Detroit Coach Flip Saunders made an interesting--and by interesting, I mean suspect--decision after Billups' three pointer made the score 90-83 with 2:46 left. The Bulls had made just two shots in the previous two and a half minutes but he decided to employ the "Hack A Ben," intentionally fouling Ben Wallace. Supposedly, this strategy is "playing the percentages" but I think that somebody needs to recalculate the math on this one. If an NBA team scores on 50% of its possessions it is doing well; that works out to a point per possession (or slightly more once you add in the occasional three pointer or three point play). So as long as Wallace makes at least one out of two free throws, the "Hack A Ben" strategy is not likely to produce any advantage. From a non-mathematical standpoint, this strategy takes away any chance of forcing a turnover or missed shot, takes your own team out of its natural offensive rhythm and allows the Bulls to set up a half court defense as opposed to possibly having to stop a transition score. Also, the hacked player often seems to concentrate more because he resents being singled out. Sure enough, Wallace made three out of four free throws and the Pistons failed to score on either of the following possessions. What kind of message is Saunders sending to his team if he doesn't think that they can come back from seven down with 2:46 left without resorting to gimmicks? That is just a three possession game. Even if the Bulls used up the whole shot clock, the Pistons would have gotten the ball back with 2:22 left. Score quickly and it is a two possession game. One more stop and one more score and it is a one possession game with more than one minute left. This is the kind of decision that may not make a difference in this series but could matter in a closer series. It is interesting that one of the bones of contention between Ben Wallace and Saunders last year was that Wallace felt like the Pistons were getting away from their identity as a strong man to man defensive team. Now the Pistons play zone and resort to the "Hack a Ben."

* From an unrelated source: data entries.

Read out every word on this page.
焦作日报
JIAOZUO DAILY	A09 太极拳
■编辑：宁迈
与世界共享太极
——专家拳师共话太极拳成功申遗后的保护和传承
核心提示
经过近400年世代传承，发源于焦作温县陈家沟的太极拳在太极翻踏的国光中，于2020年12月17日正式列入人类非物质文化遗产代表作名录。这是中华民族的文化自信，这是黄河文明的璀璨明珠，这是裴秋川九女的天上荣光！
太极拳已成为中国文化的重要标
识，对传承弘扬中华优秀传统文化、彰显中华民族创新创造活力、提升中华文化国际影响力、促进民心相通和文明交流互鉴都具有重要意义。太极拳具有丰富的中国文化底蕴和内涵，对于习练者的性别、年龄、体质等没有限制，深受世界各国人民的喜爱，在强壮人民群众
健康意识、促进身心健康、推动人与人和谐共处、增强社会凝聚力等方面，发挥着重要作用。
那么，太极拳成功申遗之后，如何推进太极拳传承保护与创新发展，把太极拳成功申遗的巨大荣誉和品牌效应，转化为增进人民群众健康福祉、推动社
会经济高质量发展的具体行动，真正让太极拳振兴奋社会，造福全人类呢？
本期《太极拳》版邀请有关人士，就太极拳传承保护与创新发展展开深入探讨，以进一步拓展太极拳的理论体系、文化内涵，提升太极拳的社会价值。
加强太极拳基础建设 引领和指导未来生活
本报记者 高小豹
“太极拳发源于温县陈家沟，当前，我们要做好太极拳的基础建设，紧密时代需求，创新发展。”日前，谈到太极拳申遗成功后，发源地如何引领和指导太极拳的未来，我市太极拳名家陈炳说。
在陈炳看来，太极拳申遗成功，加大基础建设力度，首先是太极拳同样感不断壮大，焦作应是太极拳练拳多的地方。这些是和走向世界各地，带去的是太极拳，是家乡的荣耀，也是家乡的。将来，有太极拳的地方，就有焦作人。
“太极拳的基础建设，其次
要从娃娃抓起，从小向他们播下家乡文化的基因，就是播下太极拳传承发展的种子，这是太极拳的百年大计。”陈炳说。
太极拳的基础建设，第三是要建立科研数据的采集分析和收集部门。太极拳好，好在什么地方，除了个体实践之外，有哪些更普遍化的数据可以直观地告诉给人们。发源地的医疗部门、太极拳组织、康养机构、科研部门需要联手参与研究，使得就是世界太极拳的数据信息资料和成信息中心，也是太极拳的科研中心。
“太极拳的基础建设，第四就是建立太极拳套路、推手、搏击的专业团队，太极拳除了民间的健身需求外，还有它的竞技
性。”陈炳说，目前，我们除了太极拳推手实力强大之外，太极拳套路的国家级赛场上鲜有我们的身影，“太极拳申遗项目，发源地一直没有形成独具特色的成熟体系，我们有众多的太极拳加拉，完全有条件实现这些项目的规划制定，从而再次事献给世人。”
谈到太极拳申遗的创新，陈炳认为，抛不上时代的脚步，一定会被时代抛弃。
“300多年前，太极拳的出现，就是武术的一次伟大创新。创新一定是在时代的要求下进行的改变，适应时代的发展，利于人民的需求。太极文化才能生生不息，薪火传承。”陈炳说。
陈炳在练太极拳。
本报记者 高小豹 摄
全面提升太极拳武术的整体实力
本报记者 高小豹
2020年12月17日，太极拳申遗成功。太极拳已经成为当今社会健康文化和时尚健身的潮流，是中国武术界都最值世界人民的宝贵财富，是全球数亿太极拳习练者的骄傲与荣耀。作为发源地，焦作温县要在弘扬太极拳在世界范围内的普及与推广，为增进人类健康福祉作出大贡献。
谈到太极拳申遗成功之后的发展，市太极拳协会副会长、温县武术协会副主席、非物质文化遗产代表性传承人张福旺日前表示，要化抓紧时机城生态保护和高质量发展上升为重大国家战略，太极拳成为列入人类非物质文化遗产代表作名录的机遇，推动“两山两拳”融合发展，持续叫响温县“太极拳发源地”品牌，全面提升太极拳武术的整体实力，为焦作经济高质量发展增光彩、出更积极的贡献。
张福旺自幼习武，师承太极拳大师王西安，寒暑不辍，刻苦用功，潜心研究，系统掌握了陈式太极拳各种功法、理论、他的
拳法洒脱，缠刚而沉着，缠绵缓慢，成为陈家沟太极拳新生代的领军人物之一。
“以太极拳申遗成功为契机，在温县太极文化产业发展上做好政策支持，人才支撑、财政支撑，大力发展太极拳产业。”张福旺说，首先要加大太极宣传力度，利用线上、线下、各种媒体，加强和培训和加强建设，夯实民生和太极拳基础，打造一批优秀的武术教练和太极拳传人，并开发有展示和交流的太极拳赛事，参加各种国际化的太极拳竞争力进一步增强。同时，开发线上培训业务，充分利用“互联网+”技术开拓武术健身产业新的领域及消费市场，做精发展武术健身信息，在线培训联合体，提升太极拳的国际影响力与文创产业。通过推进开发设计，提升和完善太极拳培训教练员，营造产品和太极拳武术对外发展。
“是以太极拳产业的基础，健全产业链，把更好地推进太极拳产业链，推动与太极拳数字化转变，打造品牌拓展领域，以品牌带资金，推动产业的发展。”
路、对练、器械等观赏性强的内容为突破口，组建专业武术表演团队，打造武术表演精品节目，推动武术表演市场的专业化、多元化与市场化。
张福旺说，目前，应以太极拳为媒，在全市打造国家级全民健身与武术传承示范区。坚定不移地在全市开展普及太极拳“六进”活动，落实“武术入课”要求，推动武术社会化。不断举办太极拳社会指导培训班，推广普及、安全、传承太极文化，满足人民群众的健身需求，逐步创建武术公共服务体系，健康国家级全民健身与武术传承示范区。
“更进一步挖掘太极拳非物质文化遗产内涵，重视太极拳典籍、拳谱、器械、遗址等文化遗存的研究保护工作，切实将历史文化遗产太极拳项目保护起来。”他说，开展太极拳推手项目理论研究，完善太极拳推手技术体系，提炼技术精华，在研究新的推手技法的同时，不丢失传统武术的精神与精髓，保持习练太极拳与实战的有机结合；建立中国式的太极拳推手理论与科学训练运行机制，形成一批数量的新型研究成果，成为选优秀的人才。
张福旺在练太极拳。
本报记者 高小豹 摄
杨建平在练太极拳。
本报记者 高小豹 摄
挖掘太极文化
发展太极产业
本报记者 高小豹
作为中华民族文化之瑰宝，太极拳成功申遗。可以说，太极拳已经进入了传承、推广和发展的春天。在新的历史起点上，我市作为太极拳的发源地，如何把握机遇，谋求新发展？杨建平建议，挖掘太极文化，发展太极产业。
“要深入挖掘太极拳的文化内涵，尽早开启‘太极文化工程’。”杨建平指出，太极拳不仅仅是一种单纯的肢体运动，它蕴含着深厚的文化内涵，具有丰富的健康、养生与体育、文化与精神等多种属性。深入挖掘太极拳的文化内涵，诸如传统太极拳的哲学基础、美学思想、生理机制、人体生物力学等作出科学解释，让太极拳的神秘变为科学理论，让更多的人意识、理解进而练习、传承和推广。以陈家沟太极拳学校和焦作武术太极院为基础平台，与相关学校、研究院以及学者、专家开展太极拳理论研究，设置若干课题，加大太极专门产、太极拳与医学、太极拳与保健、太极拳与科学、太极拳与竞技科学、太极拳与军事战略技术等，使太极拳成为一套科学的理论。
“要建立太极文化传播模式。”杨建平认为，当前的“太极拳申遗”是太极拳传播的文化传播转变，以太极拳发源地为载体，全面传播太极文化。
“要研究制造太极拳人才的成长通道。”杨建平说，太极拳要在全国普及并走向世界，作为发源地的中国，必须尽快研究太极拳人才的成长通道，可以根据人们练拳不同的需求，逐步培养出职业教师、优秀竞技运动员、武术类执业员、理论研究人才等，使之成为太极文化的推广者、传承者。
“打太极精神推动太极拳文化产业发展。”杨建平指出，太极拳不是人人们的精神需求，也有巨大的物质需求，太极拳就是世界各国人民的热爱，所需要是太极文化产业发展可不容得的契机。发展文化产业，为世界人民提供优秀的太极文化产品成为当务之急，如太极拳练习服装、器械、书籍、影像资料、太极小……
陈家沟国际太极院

I found it interesting, anyway.

Even DetroitBadBoys found the strategy 'ugly', but I wish it were just illegal.

It may seem like sour grapes now that the Bulls have Wallace, but I never really understood how intentionally fouling a player wasn't called an intentional foul (which is 2 shots and the ball? or something). The best example was in the '04 Western Conference Finals when Mark Madsen would bearhug Shaq while telling the refs he's trying to foul him. If I were a ref I'd say "you sure? ok", and call an intentional foul.

They partially rectified this by penalizing off-the-ball fouls before the last 2 minutes, but it really should be the whole game. One problem is giving the refs the ability to subjectively determine 'intentional', but in the case of Shaq or Wallace it's pretty obvious.

The league should realize nobody watches games so they can see the 'strategy' of Flip Saunders. Hell, they shouldn't want to subject the viewer to seeing a Ben Wallace free throw either. I don't begrudge Flip for using the ploy as long as the NBA allows him to. Plus, the very use of the strategy means the game is close in the first place.